无情戳穿“长上下文”大模型的虚标现象——
英伟达新研究发现,包括GPT-4在内的10个大模型,生成达到128k甚至1M上下文长度的都有。
但一番考验下来,在新指标“有效上下文”上缩水严重,能达到32K的都不多。
新基准名为RULER,包含检索、多跳追踪、聚合、问答四大类共13项任务。RULER定义了“有效上下文长度”,即模型能保持与Llama-7B基线在4K长度下同等性能的最大长度。
这项研究被学者评价为“非常有洞察力”。
不少网友看到这项新研究后,也非常想看到上下文长度王者玩家Claude和Gemini的挑战结果。(论文中并未覆盖)
一起来看英伟达是如何定义“有效上下文”指标的。
要评测大模型的长文本理解能力,得先选个好标准,现圈内流行的ZeroSCROLLS、L-Eval、LongBench、InfiniteBench等,要么仅评估了模型检索能力,要么受限于先验知识的干扰。
所以英伟达剔除的RULER方法,一句话概括就是“确保评估侧重于模型处理和理解长上下文的能力,而不是从训练数据中回忆信息的能力”。
RULER的评测数据减少了对“参数化知识”的依赖,也就是大模型在训练过程中已经编码到自身参数里的知识。
具体来说,RULER基准扩展了流行的“大海捞针”测试,新增四大类任务。
检索方面,从大海捞针标准的单针检索任务出发,又加入了如下新类型:
除了升级版检索,RULER还增加了多跳追踪(Multi-hop Tracing)挑战。
具体来说,研究人员提出了变量追踪(VT),模拟了指代消解(coreference resolution)的最小任务,要求模型追踪文本中变量的赋值链,即使这些赋值在文本中是非连续的。
挑战第三关是聚合(Aggregation),包括:
The fourth level of the challenge is Question and Answer Task(QA), which inserts a large amount of interference based on the existing reading comprehension data set (such as SQuAD) Paragraph, test long sequence QA ability.
During the experimental phase, as mentioned at the beginning, the researchers evaluated 10 language models claiming to support long context, including GPT-4, and 9 open source models Command-R, Yi-34B, Mixtral ( 8x7B), Mixtral (7B), ChatGLM, LWM, Together, LongChat, LongAlpaca.
The parameter sizes of these models range from 6B to 8x7B using MoE architecture, and the maximum context length ranges from 32K to 1M.
In the RULER benchmark test, each model was evaluated on 13 different tasks, covering 4 task categories, ranging from simple to complex difficulties. For each task, 500 test samples are generated, with input lengths ranging from 4K to 128K in 6 levels (4K, 8K, 16K, 32K, 64K, 128K) .
To prevent the model from refusing to answer the question, the input is appended with an answer prefix and the presence of the target output is checked for recall-based accuracy.
The researchers also defined the "effective context length" indicator, that is, the model can maintain the same performance level as the baseline Llama-7B at 4K length at this length.

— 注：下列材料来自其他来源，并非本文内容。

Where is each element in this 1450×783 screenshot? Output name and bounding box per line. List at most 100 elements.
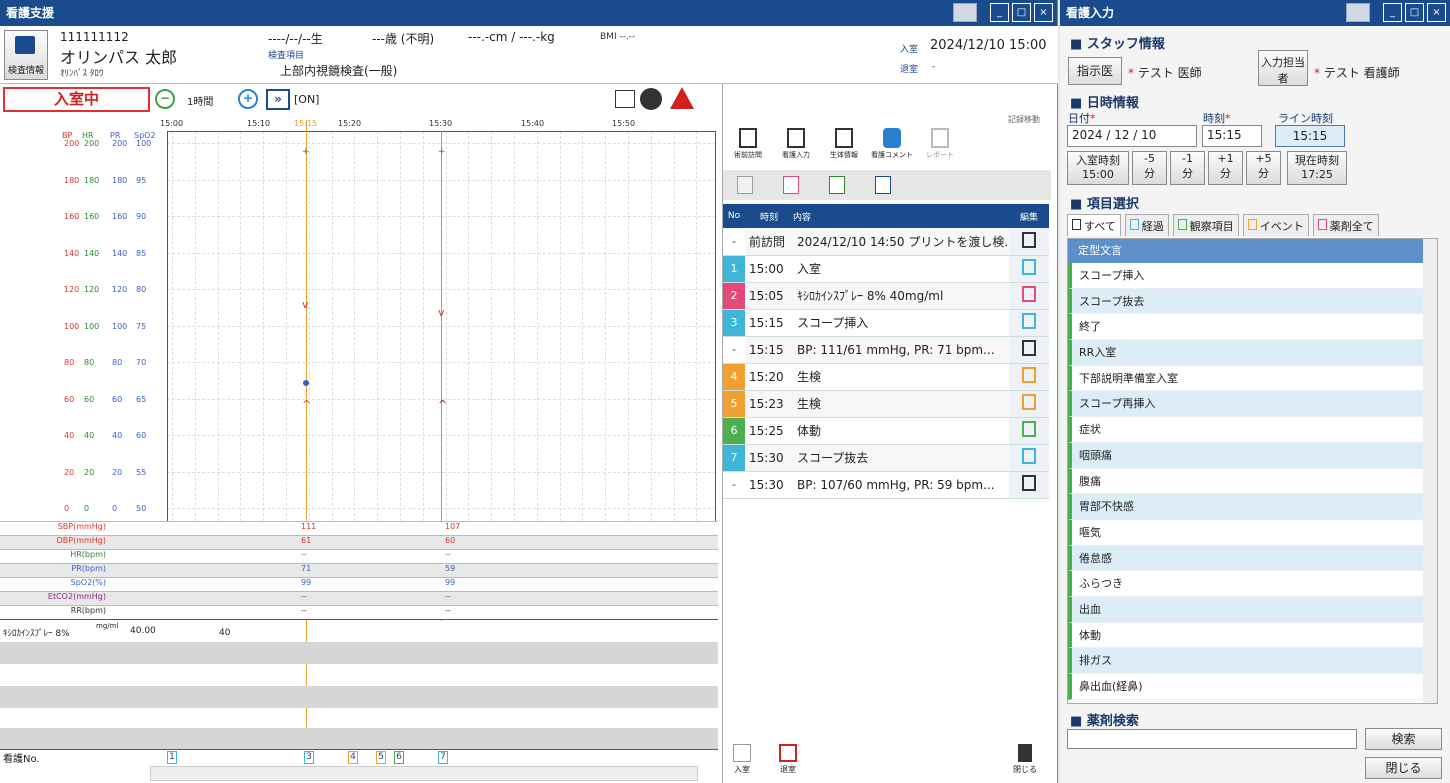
phrase-item[interactable]: スコープ抜去 [1068, 288, 1437, 315]
phrase-item[interactable]: 倦怠感 [1068, 545, 1437, 572]
close-button[interactable]: × [1427, 3, 1446, 22]
vital-label: RR(bpm) [70, 606, 106, 615]
nurse-marker[interactable]: 3 [304, 751, 314, 764]
edit-icon[interactable] [1022, 313, 1036, 329]
phrase-item[interactable]: スコープ再挿入 [1068, 391, 1437, 418]
phrase-item[interactable]: 出血 [1068, 596, 1437, 623]
record-row[interactable]: 5 15:23 生検 [723, 390, 1049, 418]
y-tick: 40 [84, 431, 95, 440]
toolbar-b3-button[interactable]: 生体情報 [821, 128, 867, 168]
vertical-scrollbar[interactable] [1423, 239, 1437, 703]
phrase-item[interactable]: 終了 [1068, 314, 1437, 341]
edit-icon[interactable] [1022, 448, 1036, 464]
tab-2[interactable]: 観察項目 [1172, 214, 1239, 236]
y-tick: 85 [136, 248, 147, 258]
horizontal-scrollbar[interactable] [150, 766, 698, 781]
in-time-button[interactable]: 入室時刻 15:00 [1067, 151, 1129, 185]
close-button[interactable]: × [1034, 3, 1053, 22]
keyboard-icon[interactable] [1346, 3, 1370, 22]
nurse-marker[interactable]: 7 [438, 751, 448, 764]
maximize-button[interactable]: □ [1405, 3, 1424, 22]
phrase-item[interactable]: スコープ挿入 [1068, 263, 1437, 289]
y-tick: 200 [64, 139, 80, 148]
phrase-item[interactable]: 下部説明準備室入室 [1068, 365, 1437, 392]
close-button[interactable]: 閉じる [1365, 757, 1442, 779]
record-row[interactable]: - 前訪問 2024/12/10 14:50 プリントを渡し検... [723, 228, 1049, 256]
check-filter-icon[interactable] [737, 176, 753, 194]
record-table: No 時刻 内容 編集 - 前訪問 2024/12/10 14:50 プリントを渡し… [723, 204, 1049, 499]
vitals-table: SBP(mmHg) 111 107 DBP(mmHg) 61 60 HR(bpm) -- -- P… [0, 521, 718, 619]
toolbar-b5-button[interactable]: レポート [917, 128, 963, 168]
toolbar-label: レポート [926, 151, 954, 159]
tab-0[interactable]: すべて [1067, 214, 1121, 236]
y-tick: 55 [136, 467, 147, 477]
nurse-marker[interactable]: 1 [167, 751, 177, 764]
maximize-button[interactable]: □ [1012, 3, 1031, 22]
tab-4[interactable]: 薬剤全て [1312, 214, 1379, 236]
record-row[interactable]: -15:15 BP: 111/61 mmHg, PR: 71 bpm... [723, 336, 1049, 364]
nurse-marker[interactable]: 6 [394, 751, 404, 764]
search-button[interactable]: 検索 [1365, 728, 1442, 750]
funnel-filter-icon[interactable] [875, 176, 891, 194]
phrase-item[interactable]: 体動 [1068, 622, 1437, 649]
phrase-item[interactable]: RR入室 [1068, 340, 1437, 366]
time-adjust-button[interactable]: -5 分 [1132, 151, 1167, 185]
phrase-item[interactable]: 胃部不快感 [1068, 494, 1437, 520]
in-button[interactable]: 入室 [733, 744, 751, 775]
edit-icon[interactable] [1022, 421, 1036, 437]
time-adjust-button[interactable]: +5 分 [1246, 151, 1281, 185]
time-adjust-button[interactable]: +1 分 [1208, 151, 1243, 185]
record-move-button[interactable]: 記録移動 [1004, 88, 1044, 128]
time-input[interactable]: 15:15 [1202, 125, 1262, 147]
y-tick: 80 [136, 285, 147, 294]
toolbar-b4-button[interactable]: 看護コメント [869, 128, 915, 168]
record-row[interactable]: 4 15:20 生検 [723, 363, 1049, 391]
record-time: 15:15 [745, 309, 793, 337]
edit-icon[interactable] [1022, 367, 1036, 383]
edit-icon[interactable] [1022, 394, 1036, 410]
phrase-item[interactable]: 咽頭痛 [1068, 442, 1437, 469]
toolbar-label: 看護入力 [782, 151, 810, 159]
nurse-button[interactable]: 入力担当者 [1258, 50, 1308, 86]
edit-icon[interactable] [1022, 286, 1036, 302]
list-filter-icon[interactable] [829, 176, 845, 194]
edit-icon[interactable] [1022, 340, 1036, 356]
phrase-item[interactable]: ふらつき [1068, 571, 1437, 597]
nurse-marker[interactable]: 4 [348, 751, 358, 764]
edit-icon[interactable] [1022, 259, 1036, 275]
sbp-point: v [438, 306, 445, 319]
phrase-item[interactable]: 嘔気 [1068, 519, 1437, 546]
record-row[interactable]: 1 15:00 入室 [723, 255, 1049, 283]
time-adjust-button[interactable]: -1 分 [1170, 151, 1205, 185]
phrase-item[interactable]: 症状 [1068, 417, 1437, 443]
toolbar-b2-button[interactable]: 看護入力 [773, 128, 819, 168]
spo2-point: + [438, 147, 446, 157]
phrase-item[interactable]: 排ガス [1068, 648, 1437, 674]
tab-3[interactable]: イベント [1242, 214, 1309, 236]
minimize-button[interactable]: _ [1383, 3, 1402, 22]
record-row[interactable]: 2 15:05 ｷｼﾛｶｲﾝｽﾌﾟﾚｰ 8% 40mg/ml [723, 282, 1049, 310]
minimize-button[interactable]: _ [990, 3, 1009, 22]
keyboard-icon[interactable] [953, 3, 977, 22]
edit-filter-icon[interactable] [783, 176, 799, 194]
close-record-button[interactable]: 閉じる [1013, 744, 1037, 775]
edit-icon[interactable] [1022, 475, 1036, 491]
vital-row: HR(bpm) -- -- [0, 549, 718, 563]
toolbar-b1-button[interactable]: 術前訪問 [725, 128, 771, 168]
now-time-button[interactable]: 現在時刻 17:25 [1287, 151, 1347, 185]
date-input[interactable]: 2024 / 12 / 10 [1067, 125, 1197, 147]
time-label: 15:20 [338, 119, 362, 128]
record-row[interactable]: 6 15:25 体動 [723, 417, 1049, 445]
doctor-button[interactable]: 指示医 [1068, 57, 1122, 85]
phrase-item[interactable]: 腹痛 [1068, 468, 1437, 495]
record-row[interactable]: 3 15:15 スコープ挿入 [723, 309, 1049, 337]
tab-1[interactable]: 経過 [1124, 214, 1169, 236]
phrase-item[interactable]: 鼻出血(経鼻) [1068, 674, 1437, 700]
record-row[interactable]: 7 15:30 スコープ抜去 [723, 444, 1049, 472]
patient-kana: ｵﾘﾝﾊﾟｽ ﾀﾛｳ [60, 69, 104, 79]
record-row[interactable]: -15:30 BP: 107/60 mmHg, PR: 59 bpm... [723, 471, 1049, 499]
drug-search-input[interactable] [1067, 729, 1357, 749]
out-button[interactable]: 退室 [779, 744, 797, 775]
edit-icon[interactable] [1022, 231, 1036, 248]
nurse-marker[interactable]: 5 [376, 751, 386, 764]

For more detailed model comparison, the weighted average score (Weighted Average, wAvg) is used as a comprehensive indicator to perform a weighted average of the performance under different lengths. Two weighting schemes are adopted:
to see the results.
No difference can be seen in the ordinary needle-in-a-haystack and password retrieval tests, with almost all models achieving perfect scores within their claimed context length range.
With RULER, although many models claim to be able to handle contexts of 32K tokens or longer, no model except Mixtral maintains performance exceeding the Llama2-7B baseline at its claimed length.
Other results are as follows. Overall, GPT-4 performs best at 4K length and shows minimal performance degradation when the context is extended to 128K(15.4%).
The top three open source models are Command-R, Yi-34B and Mixtral, which all use larger base frequency RoPE and have more parameters than other models.
(up to 256K) and more complex tasks was analyzed in depth to understand the impact of task configurations and failure modes on RULER.
They also analyzed the impact of training context length, model size and architecture on model performance and found that training with a largerusually leads to better performance, but for long sequences Rankings may be inconsistent; increased model size has significant benefits for long context modeling; non-Transformer architectures (such as RWKV and Mamba) significantly lag behind Transformer-based Llama2-7B on RULER.
For more details, interested readers can view the original paper.Paper link: https://arxiv.org/abs/2404.06654
以上是英伟达新研究:上下文长度虚标严重,32K性能合格的都不多的详细内容。更多信息请关注PHP中文网其他相关文章!